Adapun Peraturan Bappebti No. 5 Tahun 2019 merupakan landasan operasional penyelenggaraan pasar fisik aset kripto di bursa berjangka. Peraturan ini mengatur persyaratan yang lebih spesifik (khusus) terkait perdagangan aset kripto, antara lain persyaratan permodalan bagi bursa berjangka, lembaga kliring berjangka, dan pedagang fisik aset kripto; serta sistem dan/atau sarana perdagangan daring yang digunakan yang wajib memenuhi beberapa persyaratan teknis seperti sertifikasi ISO 27001 (Information Security Management System).

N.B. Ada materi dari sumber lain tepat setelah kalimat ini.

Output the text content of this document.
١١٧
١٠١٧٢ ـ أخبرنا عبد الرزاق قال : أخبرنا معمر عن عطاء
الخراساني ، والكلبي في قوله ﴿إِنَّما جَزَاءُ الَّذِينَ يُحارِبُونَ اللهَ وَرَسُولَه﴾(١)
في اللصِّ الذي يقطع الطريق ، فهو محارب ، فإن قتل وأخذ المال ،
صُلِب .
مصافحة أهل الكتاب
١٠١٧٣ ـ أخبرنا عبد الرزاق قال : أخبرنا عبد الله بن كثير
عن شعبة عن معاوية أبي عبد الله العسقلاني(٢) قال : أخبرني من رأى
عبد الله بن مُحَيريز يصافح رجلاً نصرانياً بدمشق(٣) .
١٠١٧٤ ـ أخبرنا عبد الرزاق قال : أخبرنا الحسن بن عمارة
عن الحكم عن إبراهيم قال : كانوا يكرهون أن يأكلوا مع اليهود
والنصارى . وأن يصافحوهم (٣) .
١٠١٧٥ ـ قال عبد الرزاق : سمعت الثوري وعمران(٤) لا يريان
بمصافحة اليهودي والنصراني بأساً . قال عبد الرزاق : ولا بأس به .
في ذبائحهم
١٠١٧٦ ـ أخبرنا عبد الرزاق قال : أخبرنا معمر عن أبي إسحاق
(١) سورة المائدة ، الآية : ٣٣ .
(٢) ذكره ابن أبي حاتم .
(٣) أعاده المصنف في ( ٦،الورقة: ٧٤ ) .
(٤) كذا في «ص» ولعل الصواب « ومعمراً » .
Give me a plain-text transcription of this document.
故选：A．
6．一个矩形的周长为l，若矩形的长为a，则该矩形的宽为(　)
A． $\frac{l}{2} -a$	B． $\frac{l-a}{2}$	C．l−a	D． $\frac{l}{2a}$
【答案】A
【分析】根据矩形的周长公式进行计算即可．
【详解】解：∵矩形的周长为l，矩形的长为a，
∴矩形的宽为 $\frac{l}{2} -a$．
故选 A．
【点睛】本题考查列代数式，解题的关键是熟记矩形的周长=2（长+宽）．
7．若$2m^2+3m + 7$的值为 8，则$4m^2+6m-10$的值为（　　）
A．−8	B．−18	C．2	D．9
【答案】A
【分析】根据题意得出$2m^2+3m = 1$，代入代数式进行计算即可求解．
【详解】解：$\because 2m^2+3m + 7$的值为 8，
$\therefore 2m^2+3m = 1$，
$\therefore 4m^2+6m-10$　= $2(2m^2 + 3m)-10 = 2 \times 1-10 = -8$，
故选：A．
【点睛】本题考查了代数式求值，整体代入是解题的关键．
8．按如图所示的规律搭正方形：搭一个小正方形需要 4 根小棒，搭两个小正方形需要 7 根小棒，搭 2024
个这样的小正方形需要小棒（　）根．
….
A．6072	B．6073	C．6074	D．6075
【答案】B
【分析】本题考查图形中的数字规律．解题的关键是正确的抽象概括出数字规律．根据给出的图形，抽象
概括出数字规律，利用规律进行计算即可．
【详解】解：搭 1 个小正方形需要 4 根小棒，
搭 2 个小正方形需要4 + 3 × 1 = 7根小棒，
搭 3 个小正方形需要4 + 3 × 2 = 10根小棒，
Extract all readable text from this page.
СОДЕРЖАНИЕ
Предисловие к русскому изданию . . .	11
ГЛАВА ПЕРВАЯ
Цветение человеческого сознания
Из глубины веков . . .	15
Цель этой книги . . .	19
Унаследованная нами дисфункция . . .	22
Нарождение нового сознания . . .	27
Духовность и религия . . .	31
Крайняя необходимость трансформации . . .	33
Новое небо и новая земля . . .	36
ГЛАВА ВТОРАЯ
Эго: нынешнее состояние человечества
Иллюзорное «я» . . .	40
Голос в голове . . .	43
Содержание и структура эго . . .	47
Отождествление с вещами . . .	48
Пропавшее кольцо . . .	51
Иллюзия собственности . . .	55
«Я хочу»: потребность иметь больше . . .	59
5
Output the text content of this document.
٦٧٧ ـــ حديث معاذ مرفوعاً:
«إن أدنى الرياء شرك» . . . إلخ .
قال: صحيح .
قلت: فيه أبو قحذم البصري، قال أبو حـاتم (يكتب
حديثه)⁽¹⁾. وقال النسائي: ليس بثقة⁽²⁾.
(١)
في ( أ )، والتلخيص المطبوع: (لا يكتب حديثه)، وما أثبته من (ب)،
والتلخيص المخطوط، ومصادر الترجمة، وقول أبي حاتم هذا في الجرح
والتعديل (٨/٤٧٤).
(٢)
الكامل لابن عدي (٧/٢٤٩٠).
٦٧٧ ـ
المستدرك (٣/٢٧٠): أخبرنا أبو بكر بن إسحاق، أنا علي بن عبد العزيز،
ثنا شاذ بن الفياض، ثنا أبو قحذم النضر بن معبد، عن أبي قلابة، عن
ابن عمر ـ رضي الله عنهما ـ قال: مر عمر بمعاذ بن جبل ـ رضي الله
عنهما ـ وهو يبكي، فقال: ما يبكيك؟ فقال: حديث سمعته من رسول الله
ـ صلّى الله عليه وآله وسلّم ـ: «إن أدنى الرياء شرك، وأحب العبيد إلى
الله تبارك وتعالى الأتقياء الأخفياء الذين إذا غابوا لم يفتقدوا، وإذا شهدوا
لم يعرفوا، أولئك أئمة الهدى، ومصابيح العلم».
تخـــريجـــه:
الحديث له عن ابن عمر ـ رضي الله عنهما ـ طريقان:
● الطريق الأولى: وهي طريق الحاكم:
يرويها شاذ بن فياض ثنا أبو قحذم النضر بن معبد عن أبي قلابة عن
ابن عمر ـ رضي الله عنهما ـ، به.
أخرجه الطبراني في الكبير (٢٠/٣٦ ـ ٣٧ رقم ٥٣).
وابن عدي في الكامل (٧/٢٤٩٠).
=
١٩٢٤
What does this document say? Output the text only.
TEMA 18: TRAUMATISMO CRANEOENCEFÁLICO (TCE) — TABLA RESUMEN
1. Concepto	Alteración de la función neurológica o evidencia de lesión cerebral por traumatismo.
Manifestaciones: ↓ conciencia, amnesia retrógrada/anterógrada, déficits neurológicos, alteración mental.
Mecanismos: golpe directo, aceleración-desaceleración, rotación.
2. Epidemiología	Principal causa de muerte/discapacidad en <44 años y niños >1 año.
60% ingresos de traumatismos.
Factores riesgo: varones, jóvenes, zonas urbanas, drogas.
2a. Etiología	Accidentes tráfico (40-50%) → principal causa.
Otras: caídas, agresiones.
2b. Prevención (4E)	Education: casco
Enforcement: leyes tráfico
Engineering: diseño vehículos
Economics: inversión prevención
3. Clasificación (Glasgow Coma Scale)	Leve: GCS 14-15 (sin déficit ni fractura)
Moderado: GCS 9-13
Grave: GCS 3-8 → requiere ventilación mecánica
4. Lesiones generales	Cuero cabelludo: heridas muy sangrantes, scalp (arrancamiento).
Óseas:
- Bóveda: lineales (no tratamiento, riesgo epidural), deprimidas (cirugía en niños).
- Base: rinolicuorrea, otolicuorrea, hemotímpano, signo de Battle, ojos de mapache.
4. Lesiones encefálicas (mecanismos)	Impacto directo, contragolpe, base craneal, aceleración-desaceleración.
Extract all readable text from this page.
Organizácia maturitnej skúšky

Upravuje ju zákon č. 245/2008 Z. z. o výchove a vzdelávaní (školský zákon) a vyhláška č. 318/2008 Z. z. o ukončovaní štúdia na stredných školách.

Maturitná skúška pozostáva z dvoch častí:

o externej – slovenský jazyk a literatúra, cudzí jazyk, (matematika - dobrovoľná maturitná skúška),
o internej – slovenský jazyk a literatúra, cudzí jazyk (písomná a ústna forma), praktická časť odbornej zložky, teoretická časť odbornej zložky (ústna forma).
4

Aset kripto yang dapat diperdagangkan pun wajib mendapat persetujuan Bappebti setelah memenuhi persyaratan teknis market cap dan jenisnya (aset kripto utilitas atau beragun aset). Sementara, dalam rangka menjamin ketersediaan aset kripto, maka diatur mekanisme penyimpanannya, baik melalui hot storage maupun cold storage. Guna menjamin keamanan dana, digunakan pula rekening terpisah atas nama pedagang aset kripto pada lembaga kliring berjangka.

Selain itu, Lembaga Kliring Berjangka melakukan fungsi DvP untuk menjamin kesahihan setiap transaksi yang terjadi. Peraturan ini juga mengatur penyelesaian perselisihan secara keperdataan seperti yang diatur dalam Peraturan Bappebti No. 2 Tahun 2019. Terhadap pelanggan aset kripto, pedagang fisik aset kripto juga wajib menerapkan program APU/PPT dan proliferasi senjata pemusnah massal.

Pedagang fisik aset kripto wajib memperoleh persetujuan sebagai pedagang fisik aset kripto dari Kepala Bappebti. Untuk tahap awal, calon pedagang fisik aset kripto wajib melakukan pendaftaran yang berlaku paling lama satu tahun sejak peraturan ini mulai berlaku. Selama masa pendaftaran, apabila calon pedagang fisik aset kripto telah memenuhi persyaratan persetujuan, maka yang bersangkutan dapat mengajukan permohonan persetujuan.

“Diharapkan dengan telah diterbitkannya Peraturan Bappebti ini akan menambah kepercayaan dan integritas para pelaku usaha PBK dalam melakukan transaksi baik Aset Kripto maupun Emas Digital,” tegas Kepala Bappebti. (mar)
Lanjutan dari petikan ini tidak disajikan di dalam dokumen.